ECLI:NL:GHARL:2022:6816

Gerechtshof Arnhem-Leeuwarden

Datum uitspraak
2 augustus 2022
Publicatiedatum
2 augustus 2022
Zaaknummer
200.307.630
Instantie
Gerechtshof Arnhem-Leeuwarden
Type
Uitspraak
Rechtsgebied
Civiel recht
Procedures
  • Tussenuitspraak
Vindplaatsen
  • Rechtspraak.nl
AI samenvatting door LexboostAutomatisch gegenereerd

Incident in hoger beroep over bewijsbeslag en inzage in rapport inzake pensioenregeling

In deze zaak gaat het om een incident in hoger beroep dat is ingesteld door [appellant], die in dienst is geweest van Volmac Software Group, de rechtsvoorganger van Capgemini. [Appellant] heeft een pensioentoezegging ontvangen van Volmac en is in hoger beroep gegaan tegen een vonnis van de kantonrechter dat zijn vorderingen afwees. Hij vordert onder andere inzage in een rapport dat door Capgemini is opgesteld, waaruit zou blijken dat de deelnemers van de Oud Volmac regeling niet benadeeld zijn door de handelswijze van Nationale-Nederlanden in de periode 2005-2015. Capgemini betwist dat zij over het rapport beschikt en stelt dat de ondernemingsraad de opdrachtgever was van het onderzoek.
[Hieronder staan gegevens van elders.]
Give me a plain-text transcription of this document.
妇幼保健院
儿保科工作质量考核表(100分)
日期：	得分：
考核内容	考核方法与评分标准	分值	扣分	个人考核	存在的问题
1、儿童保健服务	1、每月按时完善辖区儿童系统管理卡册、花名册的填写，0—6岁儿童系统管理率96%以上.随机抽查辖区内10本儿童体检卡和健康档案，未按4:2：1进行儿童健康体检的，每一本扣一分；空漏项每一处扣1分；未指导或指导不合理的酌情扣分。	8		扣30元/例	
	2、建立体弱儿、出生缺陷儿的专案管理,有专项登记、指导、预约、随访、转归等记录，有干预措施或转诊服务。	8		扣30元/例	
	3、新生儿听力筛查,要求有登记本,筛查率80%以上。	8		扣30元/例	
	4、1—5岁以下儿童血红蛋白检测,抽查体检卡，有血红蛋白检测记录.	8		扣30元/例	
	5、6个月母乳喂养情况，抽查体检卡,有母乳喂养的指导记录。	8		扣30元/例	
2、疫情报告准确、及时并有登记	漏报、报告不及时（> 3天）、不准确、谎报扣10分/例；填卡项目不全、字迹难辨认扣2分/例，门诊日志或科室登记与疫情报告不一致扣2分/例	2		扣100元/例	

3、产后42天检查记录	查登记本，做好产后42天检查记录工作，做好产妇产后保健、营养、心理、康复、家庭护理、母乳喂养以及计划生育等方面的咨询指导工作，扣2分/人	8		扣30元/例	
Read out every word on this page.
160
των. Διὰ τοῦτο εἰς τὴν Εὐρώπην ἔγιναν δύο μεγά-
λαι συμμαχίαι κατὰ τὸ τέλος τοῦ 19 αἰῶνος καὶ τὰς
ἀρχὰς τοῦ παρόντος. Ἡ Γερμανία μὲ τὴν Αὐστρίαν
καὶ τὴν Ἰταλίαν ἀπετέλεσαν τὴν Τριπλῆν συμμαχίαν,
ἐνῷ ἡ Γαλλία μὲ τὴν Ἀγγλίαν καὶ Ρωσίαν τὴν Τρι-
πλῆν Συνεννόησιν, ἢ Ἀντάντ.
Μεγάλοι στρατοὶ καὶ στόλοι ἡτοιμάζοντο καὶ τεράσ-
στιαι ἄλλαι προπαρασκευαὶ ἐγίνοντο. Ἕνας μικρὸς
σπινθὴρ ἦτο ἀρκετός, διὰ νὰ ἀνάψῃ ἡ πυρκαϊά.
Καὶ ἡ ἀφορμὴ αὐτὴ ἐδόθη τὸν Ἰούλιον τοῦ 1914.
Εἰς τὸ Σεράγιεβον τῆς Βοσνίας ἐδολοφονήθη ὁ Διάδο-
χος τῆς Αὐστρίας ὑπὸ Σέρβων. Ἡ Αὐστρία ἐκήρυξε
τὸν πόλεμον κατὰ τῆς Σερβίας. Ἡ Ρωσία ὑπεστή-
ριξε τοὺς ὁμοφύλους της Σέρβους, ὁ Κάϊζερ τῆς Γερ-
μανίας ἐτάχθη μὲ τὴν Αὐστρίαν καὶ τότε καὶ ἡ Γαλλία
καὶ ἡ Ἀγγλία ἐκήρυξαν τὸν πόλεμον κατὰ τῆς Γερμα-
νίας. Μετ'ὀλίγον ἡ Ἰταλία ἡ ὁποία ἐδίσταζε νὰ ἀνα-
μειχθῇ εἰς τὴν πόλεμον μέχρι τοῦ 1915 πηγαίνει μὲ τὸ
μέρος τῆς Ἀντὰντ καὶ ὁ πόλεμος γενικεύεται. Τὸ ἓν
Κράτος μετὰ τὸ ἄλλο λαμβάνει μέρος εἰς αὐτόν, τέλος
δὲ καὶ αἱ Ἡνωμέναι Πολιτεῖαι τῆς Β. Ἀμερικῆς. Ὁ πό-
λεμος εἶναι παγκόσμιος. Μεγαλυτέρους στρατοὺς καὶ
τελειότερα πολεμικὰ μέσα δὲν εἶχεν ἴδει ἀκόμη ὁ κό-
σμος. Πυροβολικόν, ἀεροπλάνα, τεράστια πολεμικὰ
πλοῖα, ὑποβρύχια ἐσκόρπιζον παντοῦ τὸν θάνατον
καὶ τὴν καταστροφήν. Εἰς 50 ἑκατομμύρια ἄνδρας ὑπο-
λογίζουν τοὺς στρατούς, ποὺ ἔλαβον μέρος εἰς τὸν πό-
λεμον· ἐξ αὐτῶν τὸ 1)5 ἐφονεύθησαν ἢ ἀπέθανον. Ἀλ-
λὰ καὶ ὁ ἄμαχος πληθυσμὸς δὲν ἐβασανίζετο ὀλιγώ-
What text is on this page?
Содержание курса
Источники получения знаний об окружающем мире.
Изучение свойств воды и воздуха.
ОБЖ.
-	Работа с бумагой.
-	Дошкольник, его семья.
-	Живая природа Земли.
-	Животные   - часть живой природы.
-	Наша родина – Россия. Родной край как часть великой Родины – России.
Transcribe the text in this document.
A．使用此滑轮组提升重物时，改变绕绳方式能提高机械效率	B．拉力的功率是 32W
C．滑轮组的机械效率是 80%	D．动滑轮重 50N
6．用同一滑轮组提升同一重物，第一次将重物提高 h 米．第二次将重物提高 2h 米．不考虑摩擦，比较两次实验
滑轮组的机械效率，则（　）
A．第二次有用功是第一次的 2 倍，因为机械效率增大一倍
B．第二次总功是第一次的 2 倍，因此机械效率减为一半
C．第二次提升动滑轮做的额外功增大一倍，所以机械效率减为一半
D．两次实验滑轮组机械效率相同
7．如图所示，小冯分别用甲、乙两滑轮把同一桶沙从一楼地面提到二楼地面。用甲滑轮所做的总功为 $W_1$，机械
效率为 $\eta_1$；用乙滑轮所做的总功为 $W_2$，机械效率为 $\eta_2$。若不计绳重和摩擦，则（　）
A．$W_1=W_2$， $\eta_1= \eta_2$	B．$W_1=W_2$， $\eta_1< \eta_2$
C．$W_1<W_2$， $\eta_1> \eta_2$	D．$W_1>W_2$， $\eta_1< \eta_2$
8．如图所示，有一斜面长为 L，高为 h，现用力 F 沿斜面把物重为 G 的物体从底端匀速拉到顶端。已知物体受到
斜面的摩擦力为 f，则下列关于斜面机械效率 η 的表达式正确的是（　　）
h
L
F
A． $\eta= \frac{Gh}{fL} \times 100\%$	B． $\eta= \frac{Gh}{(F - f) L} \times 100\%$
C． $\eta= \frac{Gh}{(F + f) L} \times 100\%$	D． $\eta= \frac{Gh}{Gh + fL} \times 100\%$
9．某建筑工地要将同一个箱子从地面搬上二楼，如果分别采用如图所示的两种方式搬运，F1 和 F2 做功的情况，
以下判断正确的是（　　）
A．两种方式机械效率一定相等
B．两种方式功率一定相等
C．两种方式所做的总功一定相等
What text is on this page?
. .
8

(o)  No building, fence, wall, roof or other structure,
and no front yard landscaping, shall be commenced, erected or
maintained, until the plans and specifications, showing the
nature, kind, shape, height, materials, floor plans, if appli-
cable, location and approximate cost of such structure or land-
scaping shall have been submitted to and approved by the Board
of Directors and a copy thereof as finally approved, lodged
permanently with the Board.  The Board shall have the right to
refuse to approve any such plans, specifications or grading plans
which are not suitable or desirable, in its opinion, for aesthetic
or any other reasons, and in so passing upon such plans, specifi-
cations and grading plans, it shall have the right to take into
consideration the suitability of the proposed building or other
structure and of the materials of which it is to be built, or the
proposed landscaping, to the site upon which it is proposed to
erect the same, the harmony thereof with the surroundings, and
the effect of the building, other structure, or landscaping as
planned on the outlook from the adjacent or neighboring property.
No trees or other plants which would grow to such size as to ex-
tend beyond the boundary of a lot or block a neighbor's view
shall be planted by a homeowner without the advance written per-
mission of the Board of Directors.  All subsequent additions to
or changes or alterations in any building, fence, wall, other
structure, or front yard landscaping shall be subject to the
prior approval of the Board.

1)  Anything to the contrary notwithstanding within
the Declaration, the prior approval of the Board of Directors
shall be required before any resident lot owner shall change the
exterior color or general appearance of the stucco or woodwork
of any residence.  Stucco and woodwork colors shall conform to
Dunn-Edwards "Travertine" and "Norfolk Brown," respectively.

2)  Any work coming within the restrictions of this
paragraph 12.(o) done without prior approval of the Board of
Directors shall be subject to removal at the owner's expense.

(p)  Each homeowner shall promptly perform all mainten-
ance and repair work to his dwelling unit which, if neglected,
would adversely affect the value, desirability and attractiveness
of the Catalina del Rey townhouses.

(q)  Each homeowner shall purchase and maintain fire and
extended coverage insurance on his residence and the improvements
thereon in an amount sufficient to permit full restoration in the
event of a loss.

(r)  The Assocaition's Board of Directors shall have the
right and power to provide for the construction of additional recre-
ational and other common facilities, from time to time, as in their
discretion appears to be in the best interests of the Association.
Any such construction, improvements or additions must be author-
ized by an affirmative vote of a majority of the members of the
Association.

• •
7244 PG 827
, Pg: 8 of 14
Het hof heeft de zaak aangehouden en [appellant] in de gelegenheid gesteld om te reageren op de stellingen van Capgemini. De beslissing in het incident is op 2 augustus 2022 gewezen, waarbij het hof de zaak heeft verwezen naar een roldatum voor akte uitlating aan de zijde van [appellant].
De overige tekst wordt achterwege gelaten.